Previously considered endemic to the mountains of central-northern China, ranging from Shanxi, southwest through Shaanxi, the extreme southeast of Gansu, to Sichuan. Now known to also extend northeast to Beijing and Jilin, with isolated records from the Tianmu Shan, Zhejiang (specimens in IZAS).
North Korea: South Hwanghae Province (Mt.
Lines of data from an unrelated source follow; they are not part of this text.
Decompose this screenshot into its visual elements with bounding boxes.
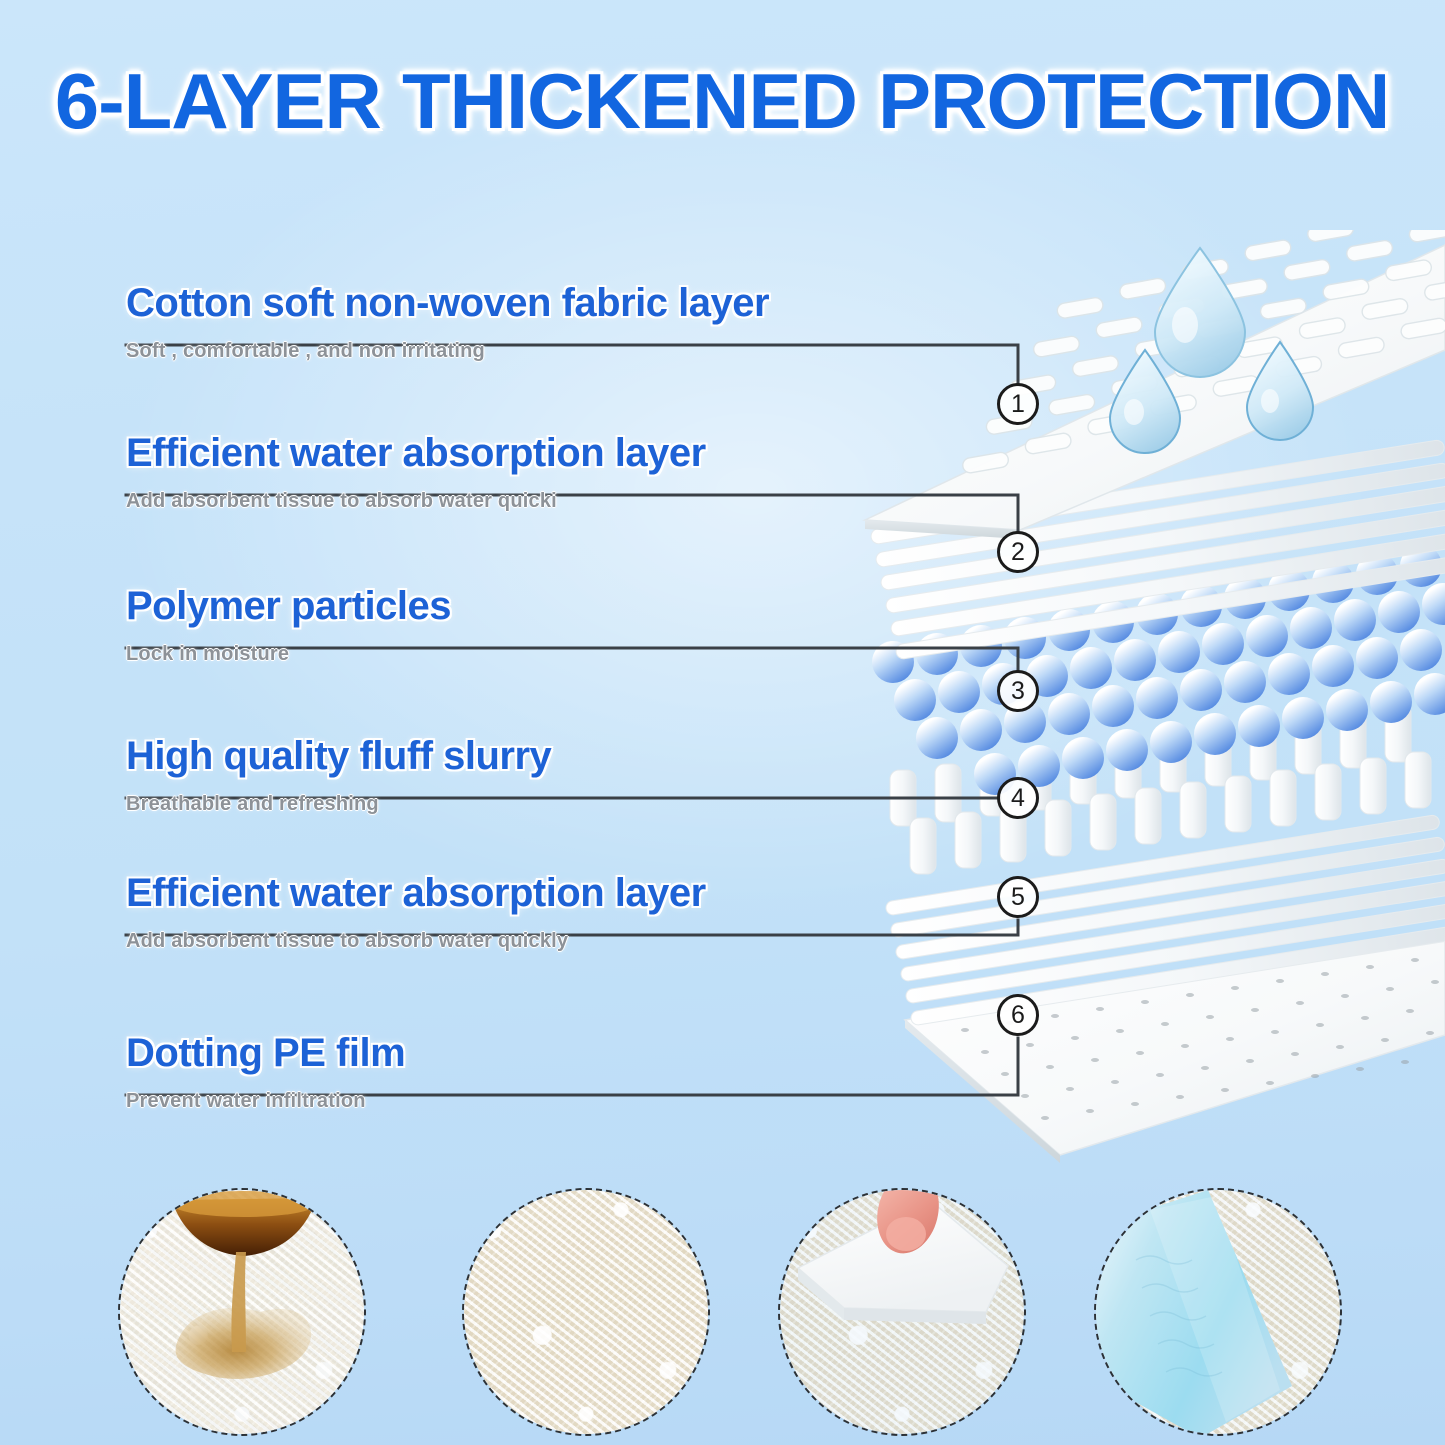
- page-title-container: 6-LAYER THICKENED PROTECTION: [0, 56, 1445, 147]
- layer-callout-1: Cotton soft non-woven fabric layer Soft …: [126, 282, 1026, 363]
- layer-number-badge-4: 4: [997, 777, 1039, 819]
- product-infographic: 6-LAYER THICKENED PROTECTION: [0, 0, 1445, 1445]
- layer-number-badge-6: 6: [997, 994, 1039, 1036]
- layer-callout-6: Dotting PE film Prevent water infiltrati…: [126, 1032, 1026, 1113]
- layer-callout-3: Polymer particles Lock in moisture: [126, 585, 1026, 666]
- blue-film-photo: [1094, 1188, 1342, 1436]
- layer-2-subtitle: Add absorbent tissue to absorb water qui…: [126, 490, 1026, 513]
- layer-2-title: Efficient water absorption layer: [126, 432, 1026, 474]
- layer-5-title: Efficient water absorption layer: [126, 872, 1026, 914]
- layer-1-title: Cotton soft non-woven fabric layer: [126, 282, 1026, 324]
- liquid-absorption-photo: [118, 1188, 366, 1436]
- layer-number-badge-3: 3: [997, 670, 1039, 712]
- finger-press-photo: [778, 1188, 1026, 1436]
- layer-3-title: Polymer particles: [126, 585, 1026, 627]
- layer-callout-4: High quality fluff slurry Breathable and…: [126, 735, 1026, 816]
- fluff-texture-photo: [462, 1188, 710, 1436]
- product-photo-row: [0, 1180, 1445, 1445]
- layer-1-subtitle: Soft , comfortable , and non irritating: [126, 340, 1026, 363]
- layer-number-badge-1: 1: [997, 383, 1039, 425]
- exploded-layer-illustration: [845, 230, 1445, 1170]
- layer-3-subtitle: Lock in moisture: [126, 643, 1026, 666]
- layer-4-subtitle: Breathable and refreshing: [126, 793, 1026, 816]
- layer-6-subtitle: Prevent water infiltration: [126, 1090, 1026, 1113]
- layer-6-title: Dotting PE film: [126, 1032, 1026, 1074]
- page-title: 6-LAYER THICKENED PROTECTION: [55, 56, 1389, 147]
- layer-5-subtitle: Add absorbent tissue to absorb water qui…: [126, 930, 1026, 953]
- layer-callout-5: Efficient water absorption layer Add abs…: [126, 872, 1026, 953]
- layer-callout-2: Efficient water absorption layer Add abs…: [126, 432, 1026, 513]
- layer-number-badge-2: 2: [997, 531, 1039, 573]
- layer-4-title: High quality fluff slurry: [126, 735, 1026, 777]
- layer-stack-svg: [845, 230, 1445, 1170]
- layer-number-badge-5: 5: [997, 876, 1039, 918]
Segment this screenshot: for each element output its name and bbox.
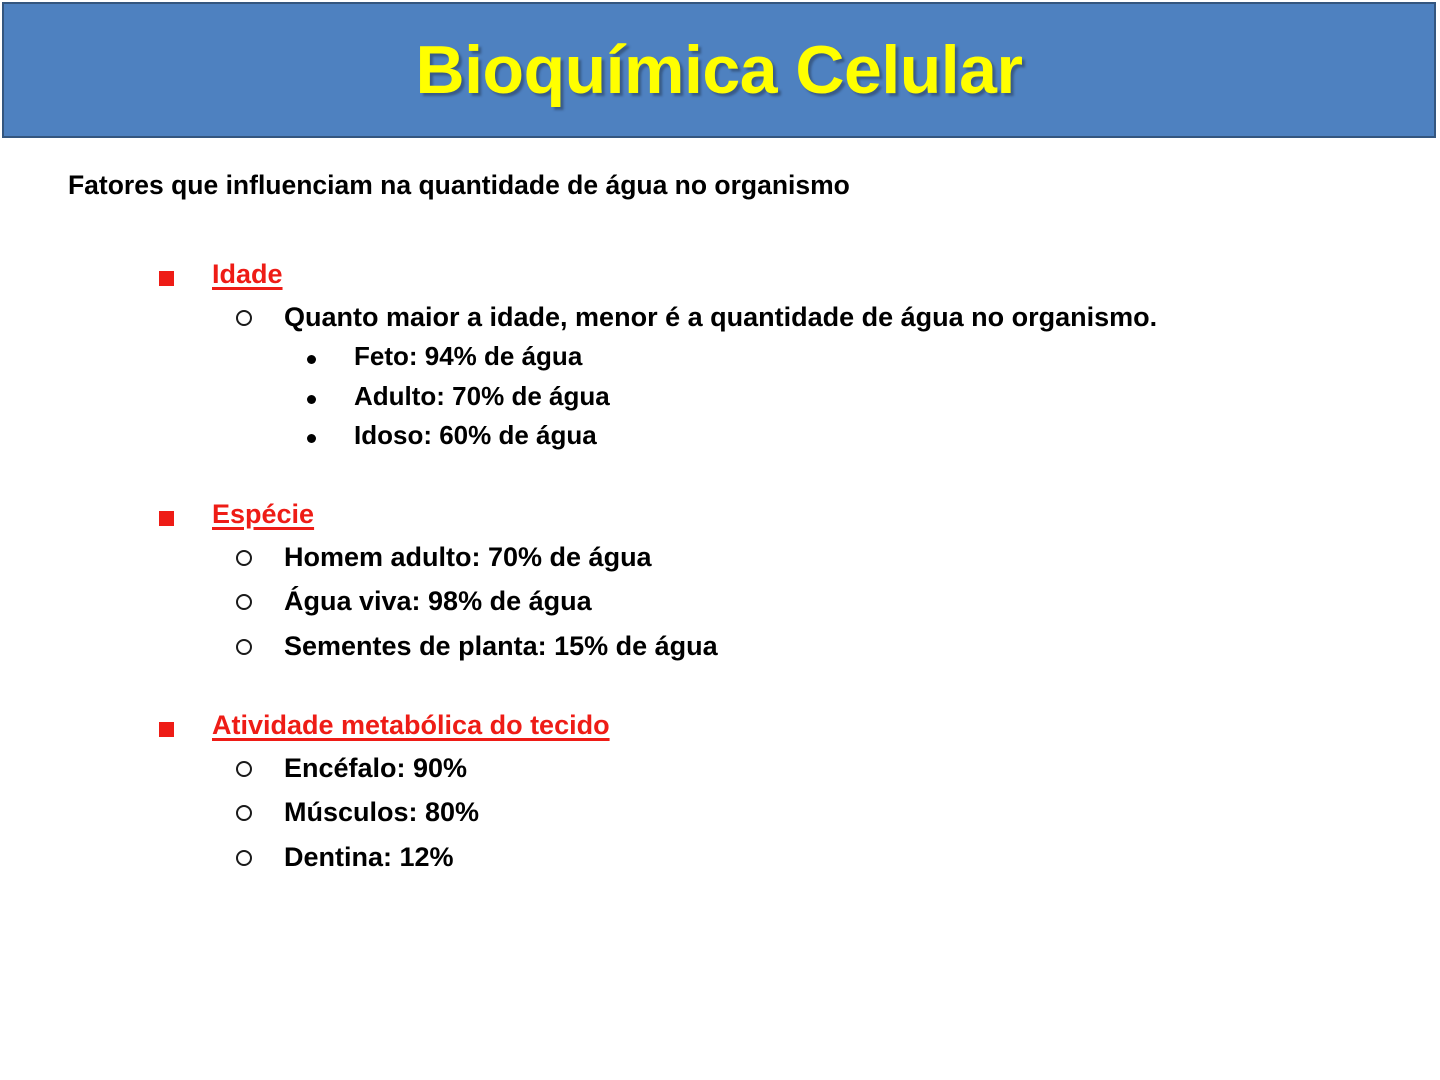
section-heading-row: Idade xyxy=(0,258,1440,292)
square-bullet-icon xyxy=(159,722,174,737)
hollow-circle-bullet-icon xyxy=(236,594,252,610)
bullet-item-text: Sementes de planta: 15% de água xyxy=(284,627,1394,665)
bullet-item: Sementes de planta: 15% de água xyxy=(0,627,1440,665)
hollow-circle-bullet-icon xyxy=(236,805,252,821)
bullet-subitem-text: Feto: 94% de água xyxy=(354,338,1440,375)
hollow-circle-bullet-icon xyxy=(236,761,252,777)
section-heading-row: Atividade metabólica do tecido xyxy=(0,709,1440,743)
bullet-subitem: Feto: 94% de água xyxy=(0,338,1440,375)
bullet-section: EspécieHomem adulto: 70% de águaÁgua viv… xyxy=(0,498,1440,665)
bullet-item: Quanto maior a idade, menor é a quantida… xyxy=(0,298,1440,336)
bullet-subitem: Idoso: 60% de água xyxy=(0,417,1440,454)
bullet-item: Água viva: 98% de água xyxy=(0,582,1440,620)
bullet-item-text: Músculos: 80% xyxy=(284,793,1394,831)
bullet-item-text: Homem adulto: 70% de água xyxy=(284,538,1394,576)
slide-title-banner: Bioquímica Celular xyxy=(2,2,1436,138)
bullet-subitem-text: Adulto: 70% de água xyxy=(354,378,1440,415)
bullet-subitem-text: Idoso: 60% de água xyxy=(354,417,1440,454)
square-bullet-icon xyxy=(159,271,174,286)
bullet-item: Encéfalo: 90% xyxy=(0,749,1440,787)
section-heading-label: Atividade metabólica do tecido xyxy=(212,709,610,743)
bullet-item-text: Quanto maior a idade, menor é a quantida… xyxy=(284,298,1394,336)
filled-dot-bullet-icon xyxy=(307,355,316,364)
hollow-circle-bullet-icon xyxy=(236,639,252,655)
bullet-section: Atividade metabólica do tecidoEncéfalo: … xyxy=(0,709,1440,876)
bullet-section: IdadeQuanto maior a idade, menor é a qua… xyxy=(0,258,1440,454)
bullet-item: Músculos: 80% xyxy=(0,793,1440,831)
section-spacer xyxy=(0,454,1440,498)
section-spacer xyxy=(0,665,1440,709)
presentation-slide: Bioquímica Celular Fatores que influenci… xyxy=(0,0,1440,1080)
bullet-item-text: Água viva: 98% de água xyxy=(284,582,1394,620)
section-heading-label: Idade xyxy=(212,258,283,292)
filled-dot-bullet-icon xyxy=(307,395,316,404)
section-heading-label: Espécie xyxy=(212,498,314,532)
bullet-subitem: Adulto: 70% de água xyxy=(0,378,1440,415)
hollow-circle-bullet-icon xyxy=(236,310,252,326)
square-bullet-icon xyxy=(159,511,174,526)
intro-heading: Fatores que influenciam na quantidade de… xyxy=(68,170,850,201)
slide-body: Fatores que influenciam na quantidade de… xyxy=(0,140,1440,1080)
hollow-circle-bullet-icon xyxy=(236,550,252,566)
bullet-item: Dentina: 12% xyxy=(0,838,1440,876)
hollow-circle-bullet-icon xyxy=(236,850,252,866)
slide-title: Bioquímica Celular xyxy=(416,36,1023,104)
bullet-item: Homem adulto: 70% de água xyxy=(0,538,1440,576)
bullet-sections: IdadeQuanto maior a idade, menor é a qua… xyxy=(0,258,1440,876)
section-heading-row: Espécie xyxy=(0,498,1440,532)
bullet-item-text: Encéfalo: 90% xyxy=(284,749,1394,787)
filled-dot-bullet-icon xyxy=(307,434,316,443)
bullet-item-text: Dentina: 12% xyxy=(284,838,1394,876)
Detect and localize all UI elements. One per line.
Kuwol, 950m); North Hamgyong Province (Jueul, 1500m; Gyungsung; Charyung; Muhak-san, Kilju City).
South Korea: Kyonggi Province (Suwon; Aengmubong; Gwangleung; Myungji-san); Kangwon Province (Seolak-san; Odae-san; Balwang-san; Sogumgang; Nochu-san; Chiak-san; Taebek-san; Donghae; Yanggu; Chuncheon; Bangtae-san; Jungseon); North Chungchong Province (Wolak-san); North Cholla Province (Deokyu-san); North Kyongsang Province (Seondal-san; Sobaek-san; Seongju; Ulleung-do); South Kyongsang Province (Gibaek-san; Gaji-san; Hamyang).
Endemic to China and Korea. Records from the Korean Peninsula appear to be all Laothoe amurensis sinica, as indicated by the specimens figured by Kim et al. (1982) and Park et al. (1999); however, this requires further study.
Holarctic; eastern Palaearctic region. Pleistocene refuge: Polycentric -- Sinotibetan and Yunnan refugia.